Trump to phase out mortgage relief as delinquency risks grow among FHA-backed loans

While overall mortgage performance improved in March, borrowers with Federal Housing Administration (FHA) loans continue to struggle, according to the latest Loan Monitoring Survey from the Mortgage Bankers Association (MBA).
As of March 31, 0.36% of mortgage loans were in forbearance, down from 0.38% in February. That translates to about 180,000 homeowners still in active plans. Since the start of the pandemic, servicers have handled roughly 8.6 million forbearance cases.
“Overall mortgage performance improved in March, with more borrowers making their mortgage payments and fewer borrowers in forbearance and loan workouts compared to the prior month,” said Marina Walsh, vice president of industry analysis at MBA. She linked the improvement to seasonal factors like tax refunds and recovery from natural disasters.
But Walsh also pointed to deeper signs of stress, especially among government-backed borrowers.
“The labor market is relatively healthy, which is helping mortgage performance remain strong,” she said in the report. “However, compared to one year ago, there are fewer borrowers current on their mortgages. Also, more borrowers in loan workouts – particularly those with FHA loans – are having difficulty staying current.”

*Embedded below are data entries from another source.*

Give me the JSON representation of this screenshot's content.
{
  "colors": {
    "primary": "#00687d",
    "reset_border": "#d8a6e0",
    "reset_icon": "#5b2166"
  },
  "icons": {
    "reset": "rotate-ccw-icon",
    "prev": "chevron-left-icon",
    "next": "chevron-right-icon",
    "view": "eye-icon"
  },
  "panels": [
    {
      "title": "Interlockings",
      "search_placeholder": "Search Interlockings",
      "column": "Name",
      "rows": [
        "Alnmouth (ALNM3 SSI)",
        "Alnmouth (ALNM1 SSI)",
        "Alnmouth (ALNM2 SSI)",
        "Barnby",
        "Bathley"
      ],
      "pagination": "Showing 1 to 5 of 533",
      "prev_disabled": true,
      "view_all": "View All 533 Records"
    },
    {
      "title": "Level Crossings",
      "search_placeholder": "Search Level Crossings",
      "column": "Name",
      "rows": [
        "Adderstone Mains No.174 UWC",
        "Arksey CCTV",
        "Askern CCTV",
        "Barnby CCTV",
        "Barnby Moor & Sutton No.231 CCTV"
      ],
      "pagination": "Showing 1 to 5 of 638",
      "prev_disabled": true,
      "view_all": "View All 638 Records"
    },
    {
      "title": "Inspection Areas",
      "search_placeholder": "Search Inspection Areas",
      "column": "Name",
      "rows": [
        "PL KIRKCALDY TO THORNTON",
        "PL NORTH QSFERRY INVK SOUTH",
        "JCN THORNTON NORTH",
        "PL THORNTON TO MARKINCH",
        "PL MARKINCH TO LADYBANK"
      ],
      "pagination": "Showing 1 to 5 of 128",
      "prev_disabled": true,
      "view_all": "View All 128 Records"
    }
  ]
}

While forbearance rates declined across the board – Fannie Mae and Freddie Mac loans fell to 0.13%, Ginnie Mae (including FHA/VA) dipped to 0.83%, and portfolio/private-label securities (PLS) dropped to 0.33% – the performance of FHA loans after loan modifications is worsening.
Of all completed workouts since 2020, only 67.83% were current as of March, a modest improvement from February’s 66.36% but still over 7.5 percentage points lower than the same time last year.

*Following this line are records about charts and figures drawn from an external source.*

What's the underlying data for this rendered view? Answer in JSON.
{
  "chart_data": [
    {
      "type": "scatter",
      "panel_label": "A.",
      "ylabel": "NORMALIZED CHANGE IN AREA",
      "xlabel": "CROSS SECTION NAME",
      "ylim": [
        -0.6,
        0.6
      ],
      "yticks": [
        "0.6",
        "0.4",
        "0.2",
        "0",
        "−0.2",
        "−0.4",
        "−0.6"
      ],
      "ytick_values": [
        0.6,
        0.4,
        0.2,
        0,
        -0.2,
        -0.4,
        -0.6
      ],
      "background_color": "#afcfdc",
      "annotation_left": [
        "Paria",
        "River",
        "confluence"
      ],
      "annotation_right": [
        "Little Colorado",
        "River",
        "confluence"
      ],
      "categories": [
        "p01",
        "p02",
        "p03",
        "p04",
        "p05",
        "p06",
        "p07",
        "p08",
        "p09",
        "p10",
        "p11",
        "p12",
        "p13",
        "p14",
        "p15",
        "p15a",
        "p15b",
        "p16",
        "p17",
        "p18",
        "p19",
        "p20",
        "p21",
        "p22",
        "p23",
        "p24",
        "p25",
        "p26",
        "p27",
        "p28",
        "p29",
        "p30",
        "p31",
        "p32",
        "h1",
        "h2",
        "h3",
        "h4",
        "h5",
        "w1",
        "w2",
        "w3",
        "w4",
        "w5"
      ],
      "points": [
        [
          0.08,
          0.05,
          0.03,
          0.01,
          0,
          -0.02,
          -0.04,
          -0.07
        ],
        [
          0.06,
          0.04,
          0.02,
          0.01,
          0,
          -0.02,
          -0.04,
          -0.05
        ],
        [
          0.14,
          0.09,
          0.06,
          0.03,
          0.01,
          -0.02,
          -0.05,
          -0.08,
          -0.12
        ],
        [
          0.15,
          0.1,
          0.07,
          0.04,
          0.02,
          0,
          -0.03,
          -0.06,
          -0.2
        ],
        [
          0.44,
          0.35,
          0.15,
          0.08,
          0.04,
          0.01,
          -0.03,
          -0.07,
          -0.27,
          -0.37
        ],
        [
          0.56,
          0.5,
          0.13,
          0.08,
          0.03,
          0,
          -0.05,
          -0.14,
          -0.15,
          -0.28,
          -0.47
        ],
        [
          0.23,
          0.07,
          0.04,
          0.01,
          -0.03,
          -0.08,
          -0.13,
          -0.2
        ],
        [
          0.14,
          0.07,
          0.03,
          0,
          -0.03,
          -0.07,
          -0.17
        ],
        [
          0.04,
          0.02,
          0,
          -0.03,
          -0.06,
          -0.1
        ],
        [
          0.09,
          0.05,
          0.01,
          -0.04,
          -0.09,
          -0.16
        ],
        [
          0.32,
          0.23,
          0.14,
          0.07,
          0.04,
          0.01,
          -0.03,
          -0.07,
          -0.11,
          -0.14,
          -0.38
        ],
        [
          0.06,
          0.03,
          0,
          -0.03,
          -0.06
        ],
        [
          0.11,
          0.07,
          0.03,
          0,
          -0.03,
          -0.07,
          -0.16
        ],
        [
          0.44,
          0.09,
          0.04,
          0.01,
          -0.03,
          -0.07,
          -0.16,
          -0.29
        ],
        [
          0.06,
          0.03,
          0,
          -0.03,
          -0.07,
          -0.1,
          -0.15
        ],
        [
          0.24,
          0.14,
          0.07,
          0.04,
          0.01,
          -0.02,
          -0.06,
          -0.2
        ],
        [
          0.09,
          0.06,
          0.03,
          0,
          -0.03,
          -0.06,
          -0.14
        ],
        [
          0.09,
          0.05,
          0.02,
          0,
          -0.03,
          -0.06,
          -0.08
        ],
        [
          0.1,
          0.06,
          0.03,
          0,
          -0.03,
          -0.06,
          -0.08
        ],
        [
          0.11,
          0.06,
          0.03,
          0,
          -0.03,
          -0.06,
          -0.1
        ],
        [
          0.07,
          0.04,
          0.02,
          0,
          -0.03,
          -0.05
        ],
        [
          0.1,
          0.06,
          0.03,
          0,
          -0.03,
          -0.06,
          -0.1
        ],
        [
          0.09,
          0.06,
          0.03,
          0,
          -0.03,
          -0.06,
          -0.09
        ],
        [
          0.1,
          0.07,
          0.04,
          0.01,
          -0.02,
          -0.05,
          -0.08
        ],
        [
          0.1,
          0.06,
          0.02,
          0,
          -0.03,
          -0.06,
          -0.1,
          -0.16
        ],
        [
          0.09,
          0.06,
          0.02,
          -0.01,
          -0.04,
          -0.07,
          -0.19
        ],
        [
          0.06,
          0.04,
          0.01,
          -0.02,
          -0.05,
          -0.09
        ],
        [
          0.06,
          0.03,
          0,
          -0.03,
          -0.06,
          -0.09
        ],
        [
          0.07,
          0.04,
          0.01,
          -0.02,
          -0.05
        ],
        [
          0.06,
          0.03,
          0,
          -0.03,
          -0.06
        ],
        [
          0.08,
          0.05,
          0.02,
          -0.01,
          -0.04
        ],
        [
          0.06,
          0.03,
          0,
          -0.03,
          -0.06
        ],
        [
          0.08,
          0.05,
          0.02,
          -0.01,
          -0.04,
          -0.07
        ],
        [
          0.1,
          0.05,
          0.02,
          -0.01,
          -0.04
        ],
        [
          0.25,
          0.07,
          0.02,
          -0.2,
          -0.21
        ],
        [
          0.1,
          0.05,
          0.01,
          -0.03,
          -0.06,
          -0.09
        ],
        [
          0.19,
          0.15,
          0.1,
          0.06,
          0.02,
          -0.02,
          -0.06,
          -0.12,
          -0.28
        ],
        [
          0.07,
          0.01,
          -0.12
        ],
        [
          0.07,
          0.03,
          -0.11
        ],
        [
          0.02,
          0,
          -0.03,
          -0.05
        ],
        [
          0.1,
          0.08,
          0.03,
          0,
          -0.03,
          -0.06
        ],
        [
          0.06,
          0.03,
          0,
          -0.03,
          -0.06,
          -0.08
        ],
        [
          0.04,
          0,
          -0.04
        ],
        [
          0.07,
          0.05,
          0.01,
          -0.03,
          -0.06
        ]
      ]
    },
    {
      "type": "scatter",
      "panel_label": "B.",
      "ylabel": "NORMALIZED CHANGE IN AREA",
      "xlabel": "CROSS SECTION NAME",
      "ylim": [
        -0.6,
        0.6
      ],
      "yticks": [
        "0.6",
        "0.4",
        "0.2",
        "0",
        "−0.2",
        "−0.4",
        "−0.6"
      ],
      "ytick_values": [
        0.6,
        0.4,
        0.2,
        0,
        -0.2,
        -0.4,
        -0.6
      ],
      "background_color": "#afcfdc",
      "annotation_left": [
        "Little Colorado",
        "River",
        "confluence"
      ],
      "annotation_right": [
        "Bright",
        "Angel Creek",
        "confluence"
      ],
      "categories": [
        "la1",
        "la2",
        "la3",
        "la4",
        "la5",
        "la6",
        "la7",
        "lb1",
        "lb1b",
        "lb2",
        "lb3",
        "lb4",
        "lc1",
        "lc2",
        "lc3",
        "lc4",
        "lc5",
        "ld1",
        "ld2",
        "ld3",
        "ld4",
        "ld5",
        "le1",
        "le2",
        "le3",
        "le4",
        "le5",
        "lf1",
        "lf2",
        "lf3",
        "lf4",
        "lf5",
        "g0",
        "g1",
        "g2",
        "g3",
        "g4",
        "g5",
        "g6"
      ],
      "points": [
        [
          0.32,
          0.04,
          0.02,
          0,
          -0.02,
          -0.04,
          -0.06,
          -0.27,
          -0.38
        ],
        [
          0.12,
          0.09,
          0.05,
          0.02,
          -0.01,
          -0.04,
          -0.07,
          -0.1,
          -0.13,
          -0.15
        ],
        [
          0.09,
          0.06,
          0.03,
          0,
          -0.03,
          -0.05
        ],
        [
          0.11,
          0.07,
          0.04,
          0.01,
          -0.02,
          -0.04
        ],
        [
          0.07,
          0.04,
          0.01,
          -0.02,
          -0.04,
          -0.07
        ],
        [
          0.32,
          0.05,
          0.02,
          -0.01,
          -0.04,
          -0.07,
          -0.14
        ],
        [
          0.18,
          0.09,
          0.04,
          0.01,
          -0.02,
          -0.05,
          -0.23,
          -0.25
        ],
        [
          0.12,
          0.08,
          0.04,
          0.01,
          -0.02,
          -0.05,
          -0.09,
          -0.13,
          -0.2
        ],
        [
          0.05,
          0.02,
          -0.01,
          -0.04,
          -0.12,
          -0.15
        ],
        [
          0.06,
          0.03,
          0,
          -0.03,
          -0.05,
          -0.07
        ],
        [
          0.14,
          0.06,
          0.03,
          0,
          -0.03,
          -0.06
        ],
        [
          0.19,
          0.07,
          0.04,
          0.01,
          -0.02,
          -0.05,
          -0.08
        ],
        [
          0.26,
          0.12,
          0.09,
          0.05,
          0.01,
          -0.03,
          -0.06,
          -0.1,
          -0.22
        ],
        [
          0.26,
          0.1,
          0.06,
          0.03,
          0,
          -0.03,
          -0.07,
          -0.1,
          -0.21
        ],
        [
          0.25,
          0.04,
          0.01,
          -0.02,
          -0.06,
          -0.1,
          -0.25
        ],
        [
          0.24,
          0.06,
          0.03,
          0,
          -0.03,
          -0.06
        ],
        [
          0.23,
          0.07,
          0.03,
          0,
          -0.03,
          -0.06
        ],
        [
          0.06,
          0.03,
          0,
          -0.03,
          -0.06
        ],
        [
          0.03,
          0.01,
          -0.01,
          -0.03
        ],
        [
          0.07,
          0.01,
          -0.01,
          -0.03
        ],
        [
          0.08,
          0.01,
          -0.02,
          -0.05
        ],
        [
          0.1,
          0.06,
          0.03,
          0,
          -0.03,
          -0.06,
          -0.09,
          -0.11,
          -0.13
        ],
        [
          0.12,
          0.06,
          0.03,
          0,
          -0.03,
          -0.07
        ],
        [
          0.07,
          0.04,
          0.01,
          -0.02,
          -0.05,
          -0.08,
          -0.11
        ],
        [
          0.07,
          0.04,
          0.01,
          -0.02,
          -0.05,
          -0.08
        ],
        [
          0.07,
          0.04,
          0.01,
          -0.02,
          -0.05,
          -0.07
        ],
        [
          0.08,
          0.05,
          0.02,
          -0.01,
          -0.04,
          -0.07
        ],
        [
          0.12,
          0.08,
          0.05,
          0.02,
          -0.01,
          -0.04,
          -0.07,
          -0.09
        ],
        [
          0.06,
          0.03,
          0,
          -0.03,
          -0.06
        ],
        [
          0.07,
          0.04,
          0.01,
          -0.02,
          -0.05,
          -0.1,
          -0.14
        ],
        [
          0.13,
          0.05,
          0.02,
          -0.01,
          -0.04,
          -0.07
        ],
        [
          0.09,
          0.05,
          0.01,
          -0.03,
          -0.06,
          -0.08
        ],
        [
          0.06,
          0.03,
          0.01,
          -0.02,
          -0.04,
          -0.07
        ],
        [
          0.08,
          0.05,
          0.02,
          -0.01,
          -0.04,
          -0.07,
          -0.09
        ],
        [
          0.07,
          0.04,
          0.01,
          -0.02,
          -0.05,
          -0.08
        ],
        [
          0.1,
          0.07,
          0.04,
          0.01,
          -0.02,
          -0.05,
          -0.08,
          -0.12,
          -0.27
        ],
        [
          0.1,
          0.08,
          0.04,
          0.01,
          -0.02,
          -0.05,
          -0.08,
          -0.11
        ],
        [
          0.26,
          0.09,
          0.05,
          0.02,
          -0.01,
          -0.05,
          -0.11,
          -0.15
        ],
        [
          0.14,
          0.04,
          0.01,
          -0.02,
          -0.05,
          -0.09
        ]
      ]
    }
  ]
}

The Trump administration has also announced its decision to end FHA’s COVID-era mortgage assistance program by September, an effort originally launched in 2020 and later extended by the Biden administration.

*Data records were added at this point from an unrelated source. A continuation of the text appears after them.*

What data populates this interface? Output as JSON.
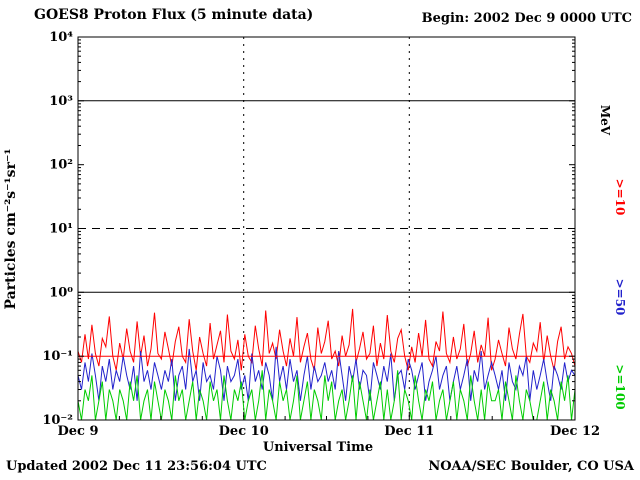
{
  "header": {
    "title": "GOES8 Proton Flux (5 minute data)",
    "begin_label": "Begin: 2002 Dec 9 0000 UTC"
  },
  "footer": {
    "updated": "Updated 2002 Dec 11 23:56:04 UTC",
    "source": "NOAA/SEC Boulder, CO USA"
  },
  "axes": {
    "ylabel": "Particles cm⁻²s⁻¹sr⁻¹",
    "xlabel": "Universal Time",
    "ytick_labels": [
      "10⁴",
      "10³",
      "10²",
      "10¹",
      "10⁰",
      "10⁻¹",
      "10⁻²"
    ],
    "xtick_labels": [
      "Dec 9",
      "Dec 10",
      "Dec 11",
      "Dec 12"
    ],
    "right_axis_title": "MeV",
    "right_series_labels": [
      {
        "text": ">=10",
        "color": "#ff0000"
      },
      {
        "text": ">=50",
        "color": "#2222cc"
      },
      {
        "text": ">=100",
        "color": "#00cc00"
      }
    ]
  },
  "chart_data": {
    "type": "line",
    "title": "GOES8 Proton Flux (5 minute data)",
    "xlabel": "Universal Time",
    "ylabel": "Particles cm⁻²s⁻¹sr⁻¹",
    "yscale": "log",
    "ylim": [
      0.01,
      10000
    ],
    "x_days": [
      "Dec 9",
      "Dec 10",
      "Dec 11",
      "Dec 12"
    ],
    "x_hours_span": 72,
    "sample_interval_minutes": 30,
    "gridlines": {
      "h_solid": [
        1000,
        1
      ],
      "h_dashed": [
        10
      ],
      "v_dashed_at_days": [
        "Dec 10",
        "Dec 11"
      ]
    },
    "threshold_line": {
      "value": 0.1,
      "color": "#ff0000"
    },
    "series": [
      {
        "name": ">=10 MeV",
        "color": "#ff0000",
        "values": [
          0.12,
          0.08,
          0.22,
          0.09,
          0.31,
          0.11,
          0.07,
          0.19,
          0.14,
          0.42,
          0.1,
          0.06,
          0.16,
          0.09,
          0.27,
          0.12,
          0.08,
          0.35,
          0.1,
          0.21,
          0.07,
          0.13,
          0.48,
          0.11,
          0.09,
          0.24,
          0.13,
          0.07,
          0.17,
          0.29,
          0.1,
          0.08,
          0.38,
          0.12,
          0.06,
          0.2,
          0.11,
          0.07,
          0.33,
          0.09,
          0.15,
          0.25,
          0.08,
          0.45,
          0.12,
          0.09,
          0.18,
          0.06,
          0.22,
          0.1,
          0.08,
          0.3,
          0.13,
          0.07,
          0.52,
          0.11,
          0.16,
          0.09,
          0.26,
          0.12,
          0.07,
          0.19,
          0.1,
          0.41,
          0.08,
          0.14,
          0.23,
          0.09,
          0.06,
          0.28,
          0.11,
          0.17,
          0.36,
          0.09,
          0.12,
          0.07,
          0.21,
          0.1,
          0.15,
          0.55,
          0.08,
          0.13,
          0.24,
          0.09,
          0.11,
          0.3,
          0.07,
          0.16,
          0.09,
          0.44,
          0.12,
          0.08,
          0.19,
          0.26,
          0.1,
          0.06,
          0.14,
          0.08,
          0.23,
          0.1,
          0.37,
          0.09,
          0.07,
          0.17,
          0.12,
          0.5,
          0.11,
          0.08,
          0.2,
          0.09,
          0.13,
          0.32,
          0.07,
          0.11,
          0.25,
          0.08,
          0.15,
          0.1,
          0.4,
          0.06,
          0.09,
          0.18,
          0.11,
          0.07,
          0.28,
          0.13,
          0.09,
          0.22,
          0.46,
          0.1,
          0.08,
          0.16,
          0.12,
          0.34,
          0.08,
          0.21,
          0.1,
          0.06,
          0.17,
          0.29,
          0.09,
          0.14,
          0.11,
          0.07
        ]
      },
      {
        "name": ">=50 MeV",
        "color": "#2222cc",
        "values": [
          0.05,
          0.03,
          0.08,
          0.04,
          0.11,
          0.05,
          0.02,
          0.07,
          0.04,
          0.09,
          0.03,
          0.06,
          0.04,
          0.1,
          0.05,
          0.03,
          0.07,
          0.02,
          0.12,
          0.04,
          0.06,
          0.03,
          0.08,
          0.05,
          0.03,
          0.06,
          0.04,
          0.09,
          0.02,
          0.05,
          0.07,
          0.03,
          0.13,
          0.04,
          0.06,
          0.02,
          0.08,
          0.04,
          0.05,
          0.03,
          0.1,
          0.06,
          0.02,
          0.07,
          0.04,
          0.05,
          0.09,
          0.03,
          0.05,
          0.02,
          0.11,
          0.04,
          0.06,
          0.03,
          0.08,
          0.05,
          0.02,
          0.14,
          0.04,
          0.07,
          0.03,
          0.09,
          0.04,
          0.06,
          0.02,
          0.05,
          0.1,
          0.03,
          0.07,
          0.04,
          0.05,
          0.08,
          0.04,
          0.06,
          0.03,
          0.12,
          0.05,
          0.02,
          0.07,
          0.04,
          0.09,
          0.03,
          0.06,
          0.05,
          0.02,
          0.08,
          0.05,
          0.03,
          0.07,
          0.04,
          0.11,
          0.02,
          0.05,
          0.06,
          0.03,
          0.09,
          0.06,
          0.03,
          0.05,
          0.08,
          0.02,
          0.04,
          0.06,
          0.1,
          0.03,
          0.05,
          0.07,
          0.02,
          0.04,
          0.07,
          0.03,
          0.05,
          0.09,
          0.02,
          0.06,
          0.04,
          0.12,
          0.03,
          0.05,
          0.08,
          0.05,
          0.03,
          0.06,
          0.02,
          0.08,
          0.04,
          0.03,
          0.07,
          0.05,
          0.1,
          0.02,
          0.06,
          0.03,
          0.05,
          0.09,
          0.04,
          0.02,
          0.07,
          0.05,
          0.03,
          0.08,
          0.04,
          0.06,
          0.05
        ]
      },
      {
        "name": ">=100 MeV",
        "color": "#00cc00",
        "values": [
          0.02,
          0.01,
          0.03,
          0.02,
          0.05,
          0.01,
          0.02,
          0.04,
          0.01,
          0.03,
          0.02,
          0.01,
          0.03,
          0.02,
          0.01,
          0.04,
          0.02,
          0.05,
          0.01,
          0.02,
          0.03,
          0.01,
          0.04,
          0.02,
          0.01,
          0.03,
          0.02,
          0.01,
          0.05,
          0.02,
          0.03,
          0.01,
          0.02,
          0.04,
          0.01,
          0.03,
          0.02,
          0.01,
          0.04,
          0.02,
          0.03,
          0.01,
          0.05,
          0.02,
          0.01,
          0.03,
          0.02,
          0.04,
          0.01,
          0.02,
          0.03,
          0.01,
          0.02,
          0.06,
          0.01,
          0.03,
          0.02,
          0.01,
          0.04,
          0.02,
          0.03,
          0.01,
          0.02,
          0.05,
          0.01,
          0.02,
          0.04,
          0.01,
          0.03,
          0.02,
          0.01,
          0.05,
          0.02,
          0.04,
          0.01,
          0.02,
          0.03,
          0.01,
          0.02,
          0.05,
          0.01,
          0.04,
          0.02,
          0.01,
          0.03,
          0.01,
          0.02,
          0.04,
          0.01,
          0.03,
          0.01,
          0.02,
          0.06,
          0.01,
          0.03,
          0.02,
          0.01,
          0.05,
          0.02,
          0.01,
          0.03,
          0.02,
          0.04,
          0.01,
          0.02,
          0.03,
          0.01,
          0.02,
          0.04,
          0.01,
          0.03,
          0.02,
          0.01,
          0.05,
          0.02,
          0.01,
          0.03,
          0.01,
          0.04,
          0.02,
          0.02,
          0.03,
          0.01,
          0.04,
          0.02,
          0.01,
          0.05,
          0.02,
          0.01,
          0.03,
          0.02,
          0.01,
          0.01,
          0.02,
          0.04,
          0.01,
          0.03,
          0.02,
          0.01,
          0.04,
          0.02,
          0.05,
          0.01,
          0.03
        ]
      }
    ]
  }
}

The policy allowed FHA to front payments on behalf of distressed borrowers, but critics now argue that it’s propping up unsustainable loans and delaying the return of needed housing inventory to the market.
Read more: MBA urges FHA to tweak "complex" payment supplement partial claim rule
Of the 52,531 FHA loans that went seriously delinquent in 2024, only nine resulted in foreclosure, an editorial published earlier this year in The Wall Street Journal claimed. The piece called the program a “subprime housing bubble” waiting to burst and warned it was putting taxpayers at risk.
Although the national mortgage delinquency rate remains far below levels seen during the Great Recession, it rose to 3.53% in February, according to data from Intercontinental Exchange (ICE). At the same time, ATTOM Data reported that one in every 1,515 US housing units received a foreclosure filing in Q1 2025.
Delinquencies and defaults are concentrated in specific regions. Washington, Idaho, Alaska, Oregon, and Colorado had the highest shares of current loans in March, while Louisiana, Mississippi, Indiana, West Virginia, and Alabama ranked lowest.
By forbearance reason, most borrowers (76%) cited hardship from job loss, disability, or other personal challenges. Another 21.4% were recovering from natural disasters, and just 2.6% remained in plans specifically tied to COVID-19.
While the share of loans in forbearance declined, most active cases were still in early stages. About 64% of forbearances were initial entries, with 17.6% in extensions, and 18.4% representing re-entries—some of which included extensions as well.
Overall, 95.56% of loans were current in March, up from 95.16% in February but still below the 95.92% reported a year ago. And while the loan workout rate dipped slightly to 6.47%, it remains higher than last year’s 6.11%.